International Day of People with Disabilities.
The 3rd of December is the International Day of People with Disabilities. The observance of this day was first proclaimed in 1992 and it aims to promote an understanding of disability issues and mobilise support for the dignity, rights and well-being of persons with disabilities.
Right from the word go, the GSLP/Liberal government has given a focus on accessibility to people with disabilities that has not previously been seen in Gibraltar. The intention was very clear from the start with the introduction, for the first time ever, of a Minister with responsibility for Equality. In order to better understand the angle with which we have focused our efforts, we have taken into account the view that in order to make the lives of people with disabilities better, we have made the transition from a medical model to the social model. This means that we have to alter society’s views and physical aspects in order to be more inclusive instead of trying to medically help someone with a disability. This does not mean that if something can be done medically, it won’t be done.
We have to remember that not all disabilities are visually evident, the first thing we automatically seem to think of when we think of people with disabilities are people with mobility impairments and their wheelchairs. This is the stereotypical view and there are many other hidden disabilities which also need to be accounted for, for example hearing or visual impairments and learning disabilities like autism.
We will give examples of the different social changes that the current government has introduced in order to improve the lives of people with disabilities. The first sign that this government was taking inclusion seriously was the provision of a spectator stand for people with disabilities and a British Sign Language Interpreter at the Gibraltar National Day in 2012, these have been provided in National Day events ever since. Furthermore, designated areas at the 2013 Gibraltar Cavalcade were provided for the elderly and for people with disabilities and have been done since.
A major overhaul of Gibraltar’s beaches was undertaken during 2013. Beaches were made more accessible to people with mobility impairments with the introduction of different amenities and equipment which included pergolas with different amphibious equipment, mobility mats providing access from the pergolas directly to the shoreline, accessible toilets and changing rooms and most significantly, the introduction of changing places to name a few examples. Beach attendants were introduced in order to provide assistance with the use of the equipment and to assist with transfers to and from the beach equipment when users with disabilities wanted to bathe in the sea or pool in Camp Bay. These features have ensured that people with mobility impairments can also enjoy the experience of going to the beach and have a choice of different ones to go to.
Other adjustments which have been seen in the public domain which show collaborations with the private sector includes the sensory screenings at the Leisure Cinemas. Entertainment Captioning Glasses and headphones, to improve the entertainment experience of deaf, hard of hearing, blind or visually impaired audience members have also been provided at the Leisure Cinemas. Last year also saw the introduction of sensory performances to the Gibraltar International Magic Show programme; this was as a result of one of the organisers of the event attending one of the Ministry’s “Making Live Events Accessible” seminars.
2017 saw the introduction of the Easy Access Pass and Sensory Hours at the Gibraltar Fair. Due to sensory overloads from bright lights and loud noises which affect people with Autism and other disabilities, people affected by this and also their families, would avoid going to the fair. By having the sensory adjustments, many have been able to enjoy the fair for the first time ever. We have found that these adjustments have been very successful and evidence of this has been the excellent feedback received.

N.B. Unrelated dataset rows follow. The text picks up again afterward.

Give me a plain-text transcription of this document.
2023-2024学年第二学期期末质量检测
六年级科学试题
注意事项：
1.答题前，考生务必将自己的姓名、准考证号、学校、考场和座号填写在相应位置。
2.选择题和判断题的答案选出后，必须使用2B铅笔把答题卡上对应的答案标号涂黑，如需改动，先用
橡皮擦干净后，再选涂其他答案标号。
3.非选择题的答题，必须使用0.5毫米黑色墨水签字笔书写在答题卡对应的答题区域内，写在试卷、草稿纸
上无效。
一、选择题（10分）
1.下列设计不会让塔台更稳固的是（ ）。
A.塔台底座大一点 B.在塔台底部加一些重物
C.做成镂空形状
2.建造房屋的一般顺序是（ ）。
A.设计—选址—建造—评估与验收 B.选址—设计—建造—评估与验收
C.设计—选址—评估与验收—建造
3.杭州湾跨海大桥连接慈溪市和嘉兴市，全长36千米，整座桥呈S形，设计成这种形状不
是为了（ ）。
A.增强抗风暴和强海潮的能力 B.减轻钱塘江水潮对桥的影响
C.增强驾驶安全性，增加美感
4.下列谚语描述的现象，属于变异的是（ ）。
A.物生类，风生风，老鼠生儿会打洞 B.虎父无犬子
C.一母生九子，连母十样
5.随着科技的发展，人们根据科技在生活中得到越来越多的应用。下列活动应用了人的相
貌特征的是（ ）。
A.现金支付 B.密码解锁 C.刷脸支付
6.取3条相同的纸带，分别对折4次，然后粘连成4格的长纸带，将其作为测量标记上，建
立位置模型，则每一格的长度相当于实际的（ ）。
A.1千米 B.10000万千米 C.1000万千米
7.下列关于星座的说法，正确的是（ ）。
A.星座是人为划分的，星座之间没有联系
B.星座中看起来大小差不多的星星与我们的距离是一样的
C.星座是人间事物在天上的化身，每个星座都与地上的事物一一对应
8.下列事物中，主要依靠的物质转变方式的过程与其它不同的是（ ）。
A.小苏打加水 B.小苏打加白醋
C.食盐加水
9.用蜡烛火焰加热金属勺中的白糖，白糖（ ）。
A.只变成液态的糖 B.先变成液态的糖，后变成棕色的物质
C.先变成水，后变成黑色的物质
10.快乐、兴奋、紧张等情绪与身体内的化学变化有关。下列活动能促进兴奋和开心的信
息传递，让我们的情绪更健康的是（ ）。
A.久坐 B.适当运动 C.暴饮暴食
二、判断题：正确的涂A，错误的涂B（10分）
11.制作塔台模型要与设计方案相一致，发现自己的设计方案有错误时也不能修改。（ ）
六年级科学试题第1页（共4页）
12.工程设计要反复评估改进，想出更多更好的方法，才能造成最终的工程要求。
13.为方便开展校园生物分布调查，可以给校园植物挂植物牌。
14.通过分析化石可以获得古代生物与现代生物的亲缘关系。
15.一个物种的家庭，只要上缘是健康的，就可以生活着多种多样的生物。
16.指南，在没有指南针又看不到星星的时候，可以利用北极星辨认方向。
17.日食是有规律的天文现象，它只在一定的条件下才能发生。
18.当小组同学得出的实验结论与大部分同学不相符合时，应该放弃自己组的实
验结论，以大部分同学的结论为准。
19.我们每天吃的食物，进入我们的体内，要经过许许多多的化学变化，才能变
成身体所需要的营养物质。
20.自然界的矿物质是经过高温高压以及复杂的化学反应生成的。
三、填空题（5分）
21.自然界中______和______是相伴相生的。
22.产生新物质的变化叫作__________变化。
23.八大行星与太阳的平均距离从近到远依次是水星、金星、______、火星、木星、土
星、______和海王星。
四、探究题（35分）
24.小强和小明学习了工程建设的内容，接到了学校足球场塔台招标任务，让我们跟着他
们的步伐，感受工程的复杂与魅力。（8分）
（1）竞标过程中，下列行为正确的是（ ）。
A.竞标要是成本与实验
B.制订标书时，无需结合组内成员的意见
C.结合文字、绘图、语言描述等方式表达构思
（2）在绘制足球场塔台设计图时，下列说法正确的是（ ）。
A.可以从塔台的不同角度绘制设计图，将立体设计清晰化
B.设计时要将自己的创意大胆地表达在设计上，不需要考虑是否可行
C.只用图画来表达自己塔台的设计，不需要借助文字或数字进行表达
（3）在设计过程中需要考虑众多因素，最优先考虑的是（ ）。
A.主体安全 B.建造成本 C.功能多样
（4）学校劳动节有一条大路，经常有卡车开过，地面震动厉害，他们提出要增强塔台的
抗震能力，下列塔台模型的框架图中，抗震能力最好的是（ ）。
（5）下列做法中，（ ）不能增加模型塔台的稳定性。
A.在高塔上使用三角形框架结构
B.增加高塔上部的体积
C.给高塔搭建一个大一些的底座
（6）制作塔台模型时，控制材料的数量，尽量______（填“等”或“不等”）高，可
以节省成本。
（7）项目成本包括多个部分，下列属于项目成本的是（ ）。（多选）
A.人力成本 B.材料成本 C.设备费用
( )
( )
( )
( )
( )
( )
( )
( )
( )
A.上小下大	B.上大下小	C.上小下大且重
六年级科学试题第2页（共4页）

The most significant achievement has been the introduction of legislation to strengthen the position of people with disabilities. The 1992 Disabled People Act was found to be outdated and did not meet this government’s requirements for a modern inclusive society. A new Act was drafted and last year saw the much anticipated Disability Act (Agnes Law) being enacted. The act is modelled on the UN Convention on the Rights of Persons with Disabilities. Even though the fundamental right of not being unfairly discriminated against is already enshrined in the constitution, the new act provides further safeguards and it also clarifies existing obligations.
The government also enacted the Building Rules Approved Document R this year. This legislation addresses all aspects of building and its aim is to improve accessibility to buildings and structures. This was a much needed piece of legislation to ensure that all new buildings and buildings being refurbished include provisions to make them more accessible.
In order to raise as much awareness as possible, to supplement the new legislation and to prepare government departments in meeting their obligations under the new legislation, the government has been organising training sessions in relation to making buildings, live events and businesses more accessible for a number of years for the public sector. Such training has also been made available to the private sector. A number of booklets have also been published which provide information on the new Document Part R Legislation, language and etiquette and also on improving accessibility at the workplace and welcoming customers with disabilities.
The government was also aware of the hunger for more information on learning disabilities and autism. For this reason it organised seminars for both the public and private sector and also for non-government organisations and sporting associations keen to improve their services to all their members.
It is clearly evident that the government has been working tirelessly to improve the lives of people with disabilities by making aspects of daily life more accessible and by raising awareness. In turn, we all have to be more conscious and considerate of the needs and requirements of others and we have to make society and the physical aspects of it, including our buildings, more accessible. Making Gibraltar a more inclusive society is something that is incumbent for all of us.